Separating infrastructure repositories doesn’t solve the problem

A common pattern in mature teams is separating infrastructure code from application code — an infra/ repository managed by the platform team, separate from application repositories. It makes organizational sense. But it creates a security coverage gap: if application repositories are integrated with Gerion’s scanning pipeline but the infrastructure repository isn’t, coverage is incomplete.
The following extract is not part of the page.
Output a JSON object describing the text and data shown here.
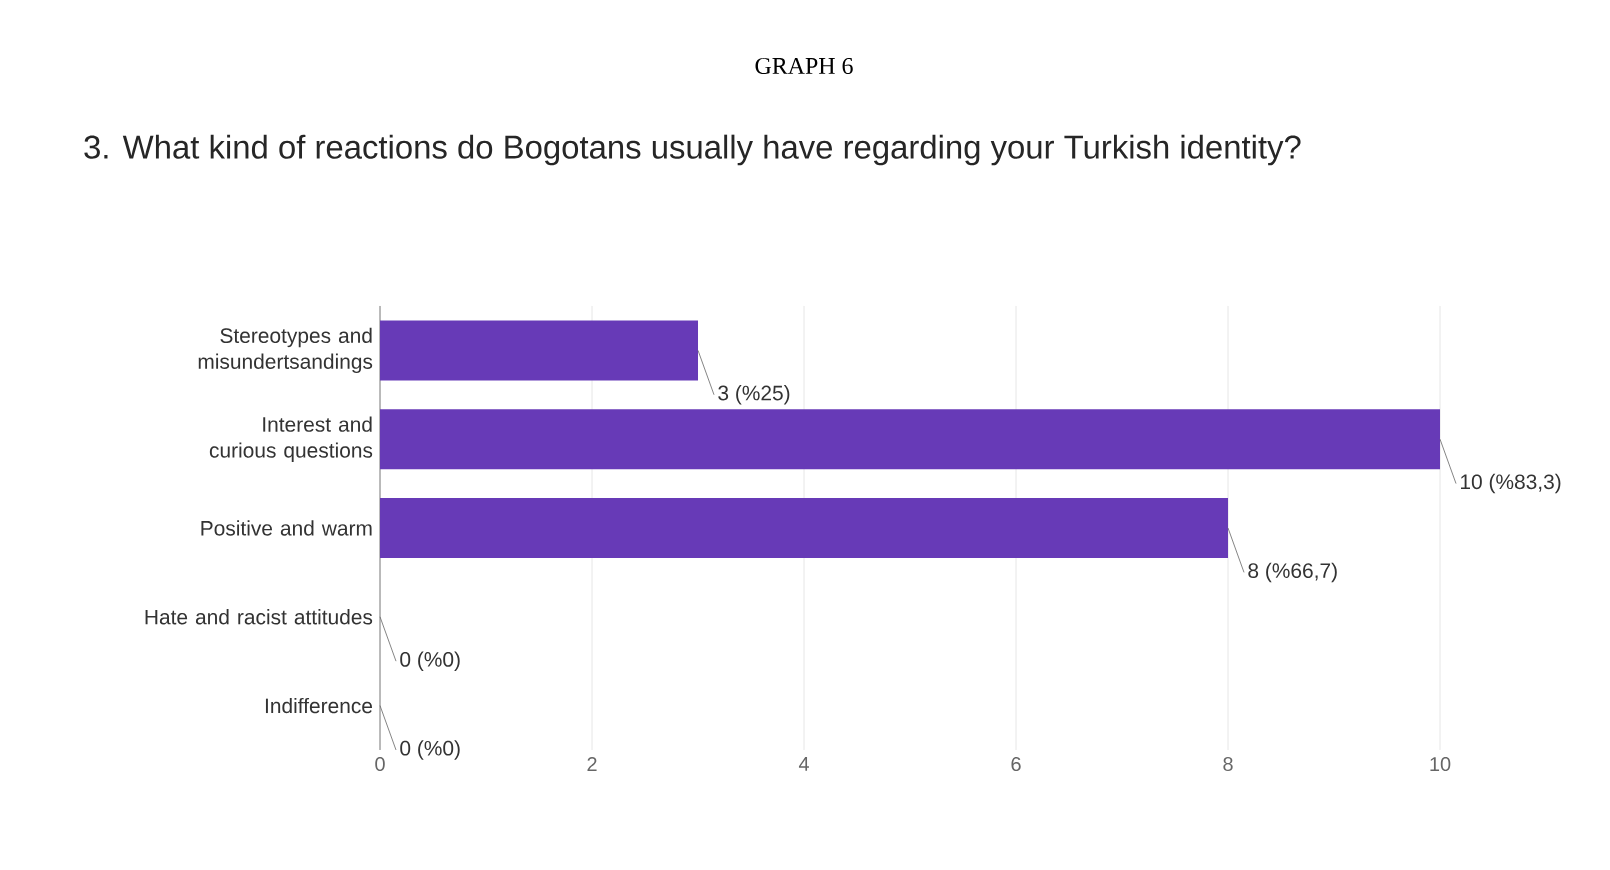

The Gerion CLI runs like any other CI/CD step — on the same runner as the rest of the pipeline, with access only to the current repository’s code. Adding it to the infrastructure repository pipeline is the same process as adding it to any other:

- name: Gerion Security Scan
  run: |
    docker run --rm -v "$PWD:/code" \
      -e GERION_API_URL=${{ secrets.GERION_API_URL }} \
      -e GERION_API_KEY=${{ secrets.GERION_API_KEY }} \
      ghcr.io/gerion-appsec/gerion-cli:latest scan-all /code

KICS findings from the infrastructure repository land on the same platform as SAST, SCA, and Secrets findings from application repositories — normalized, with the same branch-based prioritization model and the same financial impact calculation. A Security Group misconfiguration on the main branch of the infrastructure repository carries a 10× multiplier. The same misconfiguration on a feature branch, a 1× multiplier. The Financial Impact Engine doesn’t distinguish between repository types — it distinguishes between what’s in production and what isn’t.

The practical result is that the platform team sees their IaC findings in the same dashboard where the application team sees theirs. No separate tool for infrastructure, no different triage process, no manual tracking spreadsheet for Terraform misconfigurations. A single security backlog, prioritized by real cost, with findings from all repositories and all scanners in one place.